De acordo com Vanessa Schottz, do Fórum Brasileiro de Soberania e Segurança Alimentar e Nutricional, a lei de alimentação escolar traz uma estratégia de segurança alimentar e nutricional proporcionando a oportunidade de aproximar os circuitos de produção e consumo. É uma política que tem muitas potencialidades, tanto para a agricultura familiar quanto para a agroecologia, complementou. O programa é também uma oportunidade para identificar bloqueios na ponta do acesso dos agricultores às políticas públicas, segundo ela.

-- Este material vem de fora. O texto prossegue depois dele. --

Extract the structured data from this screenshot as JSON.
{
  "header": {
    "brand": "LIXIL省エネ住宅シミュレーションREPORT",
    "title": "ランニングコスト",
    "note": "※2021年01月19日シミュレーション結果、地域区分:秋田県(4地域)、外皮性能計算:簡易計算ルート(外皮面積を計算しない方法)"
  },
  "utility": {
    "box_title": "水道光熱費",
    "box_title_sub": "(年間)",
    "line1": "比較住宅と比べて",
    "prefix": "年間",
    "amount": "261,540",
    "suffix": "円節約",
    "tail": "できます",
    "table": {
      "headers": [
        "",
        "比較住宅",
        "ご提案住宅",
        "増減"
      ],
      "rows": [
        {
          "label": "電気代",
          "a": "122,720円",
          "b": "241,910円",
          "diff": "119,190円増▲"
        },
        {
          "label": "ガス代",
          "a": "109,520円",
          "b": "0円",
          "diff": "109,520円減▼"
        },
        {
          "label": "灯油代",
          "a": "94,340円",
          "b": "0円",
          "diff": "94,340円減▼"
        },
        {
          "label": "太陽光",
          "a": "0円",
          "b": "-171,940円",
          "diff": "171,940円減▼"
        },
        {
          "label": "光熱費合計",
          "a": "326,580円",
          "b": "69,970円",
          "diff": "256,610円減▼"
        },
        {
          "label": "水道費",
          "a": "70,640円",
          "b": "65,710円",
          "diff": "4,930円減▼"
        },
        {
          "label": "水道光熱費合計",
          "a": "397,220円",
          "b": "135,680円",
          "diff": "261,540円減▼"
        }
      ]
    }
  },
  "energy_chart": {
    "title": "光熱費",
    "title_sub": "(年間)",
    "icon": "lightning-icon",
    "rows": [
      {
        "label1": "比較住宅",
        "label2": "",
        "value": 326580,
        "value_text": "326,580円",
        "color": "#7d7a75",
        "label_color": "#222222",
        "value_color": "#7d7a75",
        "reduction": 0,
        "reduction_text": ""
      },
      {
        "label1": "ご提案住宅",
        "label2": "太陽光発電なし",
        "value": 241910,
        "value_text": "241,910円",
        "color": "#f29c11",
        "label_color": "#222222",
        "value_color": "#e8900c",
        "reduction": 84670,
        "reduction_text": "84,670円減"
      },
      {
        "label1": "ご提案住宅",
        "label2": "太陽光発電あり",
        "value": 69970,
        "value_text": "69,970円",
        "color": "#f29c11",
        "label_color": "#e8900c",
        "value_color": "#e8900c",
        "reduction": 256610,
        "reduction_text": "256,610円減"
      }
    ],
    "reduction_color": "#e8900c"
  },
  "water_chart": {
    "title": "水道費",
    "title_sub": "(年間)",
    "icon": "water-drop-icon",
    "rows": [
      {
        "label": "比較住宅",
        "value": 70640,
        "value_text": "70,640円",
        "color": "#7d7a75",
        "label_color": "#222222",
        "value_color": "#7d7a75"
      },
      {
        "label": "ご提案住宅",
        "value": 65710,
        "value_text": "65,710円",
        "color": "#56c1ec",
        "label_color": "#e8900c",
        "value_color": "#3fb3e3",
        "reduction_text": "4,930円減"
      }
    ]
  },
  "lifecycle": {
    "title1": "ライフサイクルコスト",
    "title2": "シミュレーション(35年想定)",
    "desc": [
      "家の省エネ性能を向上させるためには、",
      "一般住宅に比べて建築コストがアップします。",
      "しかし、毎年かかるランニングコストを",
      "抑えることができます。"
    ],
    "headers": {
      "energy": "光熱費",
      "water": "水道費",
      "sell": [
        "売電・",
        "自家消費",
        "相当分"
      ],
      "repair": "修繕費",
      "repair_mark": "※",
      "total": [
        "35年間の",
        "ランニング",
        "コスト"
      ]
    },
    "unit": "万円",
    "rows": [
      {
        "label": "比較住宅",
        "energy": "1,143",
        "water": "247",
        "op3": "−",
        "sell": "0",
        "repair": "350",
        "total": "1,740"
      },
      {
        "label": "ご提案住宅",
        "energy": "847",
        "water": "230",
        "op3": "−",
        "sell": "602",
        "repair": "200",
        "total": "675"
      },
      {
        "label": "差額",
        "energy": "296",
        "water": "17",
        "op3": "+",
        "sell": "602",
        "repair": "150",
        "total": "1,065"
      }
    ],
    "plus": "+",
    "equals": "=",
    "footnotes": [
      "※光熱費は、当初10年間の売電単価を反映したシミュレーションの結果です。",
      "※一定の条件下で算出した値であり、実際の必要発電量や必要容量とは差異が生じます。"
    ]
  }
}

“A questão da comercialização é muito importante, mas não pode andar sozinha. É necessário políticas voltadas para o financiamento da produção, e que essa forma de financiamento seja adequada a um modelo de produção sustentável com base na agroecologia. Um modelo de financiamento acessível para as mulheres, os extrativistas, os quilombolas, indígenas, da mesma forma que a assistência técnica vá também em direção à agroecologia”, sugeriu.

Um dos principais problemas identificados por especialistas do tema, movimentos sociais e agricultores é a Declaração de Aptidão ao Pronaf (DAP), que viabiliza a inserção dos agricultores familiares a qualquer política pública.
O entendimento é que da forma que está estruturada ela dificulta o acesso às documentações para entrar no programa, sobretudo para mulheres, quilombolas, indígenas, etc. Outra questão é como desvincular o acesso de políticas de comercialização, como o PAA e o PNAE, do acesso ao crédito. “É preciso pensar outro instrumento que identifique os agricultores familiares, e que os habilite a acessar programas como estes sem regras tão restritivas”, afirma Schottz.

A DAP é obrigatória para acessar linhas de crédito, políticas públicas de assistência técnica, seguro, incentivo à comercialização, dentre outros mecanismos. É fornecida gratuitamente e emitida por órgãos credenciados pelo MDA, e tem validade de seis anos. A Secretaria de Agricultura Familiar (SAF/MDA) informou, por meio de sua assessoria, que está ciente de todas as dificuldades envolvidas no processo de emissão de DAP, e que ele vem sendo aperfeiçoado ao longo de tempo. Esse procedimento teve início em meados de 2001 e, de acordo com o órgão, as alternativas para emissão evoluíram do formulário em papel para emissão via internet.

“A DAP é da família e não da pessoa. No desenho da base de dados foram considerados todos os aspectos teóricos e analíticos que envolvem a identificação e qualificação de pessoas e unidades familiares. Existem normativas, como as Resoluções do Conselho Monetário Nacional e a própria Lei da Agricultura Familiar – Lei 11.326 – que estabelecem os parâmetros a serem considerados na qualificação dos agricultores familiares. A SAF os considerou ao estruturar a base de dados de DAP. E as políticas públicas dirigidas aos agricultores familiares implicam quase sempre em subvenção econômicas e, portanto, passível de responsabilização dos gestores, por parte dos órgãos de controle”, informou.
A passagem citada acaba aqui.